The growth was mainly stoked by energy costs. Japan has been relying heavily on imports to meet energy demand after all its nuclear reactors were shut.
But a weakening yen, which has fallen nearly 25% against the US dollar since November, has made imports more costly.
The yen's decline has been triggered mainly by the aggressive policies unveiled by the new government, which includes a 2% inflation target, to try and revive the Japanese economy,
According to the statistical bureau's latest data, fuel, light and water prices rose 6% in August, from a year earlier.
If food and fuel are taken out, consumer prices actually fell 0.1% from a year ago.

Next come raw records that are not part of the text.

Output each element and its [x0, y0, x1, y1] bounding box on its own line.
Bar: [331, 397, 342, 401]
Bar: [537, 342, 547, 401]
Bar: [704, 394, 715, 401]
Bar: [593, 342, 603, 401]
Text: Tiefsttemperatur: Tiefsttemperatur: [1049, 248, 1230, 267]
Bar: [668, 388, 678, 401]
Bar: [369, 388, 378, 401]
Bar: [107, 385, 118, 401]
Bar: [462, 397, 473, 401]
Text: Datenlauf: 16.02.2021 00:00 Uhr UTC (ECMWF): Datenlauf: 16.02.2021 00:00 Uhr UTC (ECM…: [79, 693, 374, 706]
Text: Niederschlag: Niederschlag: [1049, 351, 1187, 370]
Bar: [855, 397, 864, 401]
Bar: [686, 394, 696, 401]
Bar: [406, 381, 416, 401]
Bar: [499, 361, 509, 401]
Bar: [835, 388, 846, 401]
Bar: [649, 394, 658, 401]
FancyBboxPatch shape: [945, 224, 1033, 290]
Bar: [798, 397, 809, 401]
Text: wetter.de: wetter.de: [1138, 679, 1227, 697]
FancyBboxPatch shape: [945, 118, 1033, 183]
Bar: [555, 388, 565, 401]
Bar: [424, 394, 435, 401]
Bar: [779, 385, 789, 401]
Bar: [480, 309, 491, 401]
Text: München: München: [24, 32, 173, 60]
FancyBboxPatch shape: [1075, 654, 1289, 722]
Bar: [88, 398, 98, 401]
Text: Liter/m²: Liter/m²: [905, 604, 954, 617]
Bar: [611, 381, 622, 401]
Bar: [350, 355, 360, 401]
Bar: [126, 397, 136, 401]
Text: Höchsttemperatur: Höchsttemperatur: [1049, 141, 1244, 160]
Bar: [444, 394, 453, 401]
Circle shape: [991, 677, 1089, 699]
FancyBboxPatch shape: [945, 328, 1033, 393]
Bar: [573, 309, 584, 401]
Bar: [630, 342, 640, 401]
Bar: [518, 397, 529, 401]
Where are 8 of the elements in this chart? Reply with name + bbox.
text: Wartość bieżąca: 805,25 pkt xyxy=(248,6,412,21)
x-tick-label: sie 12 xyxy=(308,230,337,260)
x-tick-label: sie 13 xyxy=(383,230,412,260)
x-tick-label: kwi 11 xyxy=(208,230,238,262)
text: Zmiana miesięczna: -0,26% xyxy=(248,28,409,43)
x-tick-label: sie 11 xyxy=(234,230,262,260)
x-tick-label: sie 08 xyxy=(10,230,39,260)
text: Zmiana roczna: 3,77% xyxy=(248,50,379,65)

"The ongoing rise in inflation is still mostly a reflection of the slump in the exchange over the past year," said Marcel Thieliant, Japan economist with Capital Economics.
Japan's economy has been mired by deflation for the best part of the past two decades.
The trend has been a big hurdle to its attempts to boost domestic consumption and has hurt its economic growth.
Falling prices hurt the economy as consumers and businesses tend to put off purchases in the hope of getting a cheaper deal later on.
Prime Minister Shinzo Abe, who came to power in December last year, has made reversing that trend a key part of his economic policy.
Japanese policymakers have unveiled a series of measures in recent months to try and trigger a fresh wave of economic growth.
These steps, which include doubling the country's money supply, have started to have some impact.
Earlier this month, Japan revised up its growth data for the April to June quarter, adding to hopes of an economic recovery.
The world's third-largest economy expanded 0.9% during the period, compared to the previous three months. That translates into an annualised growth of 3.8%.
The initial estimate of quarter-on-quarter growth was 0.6%.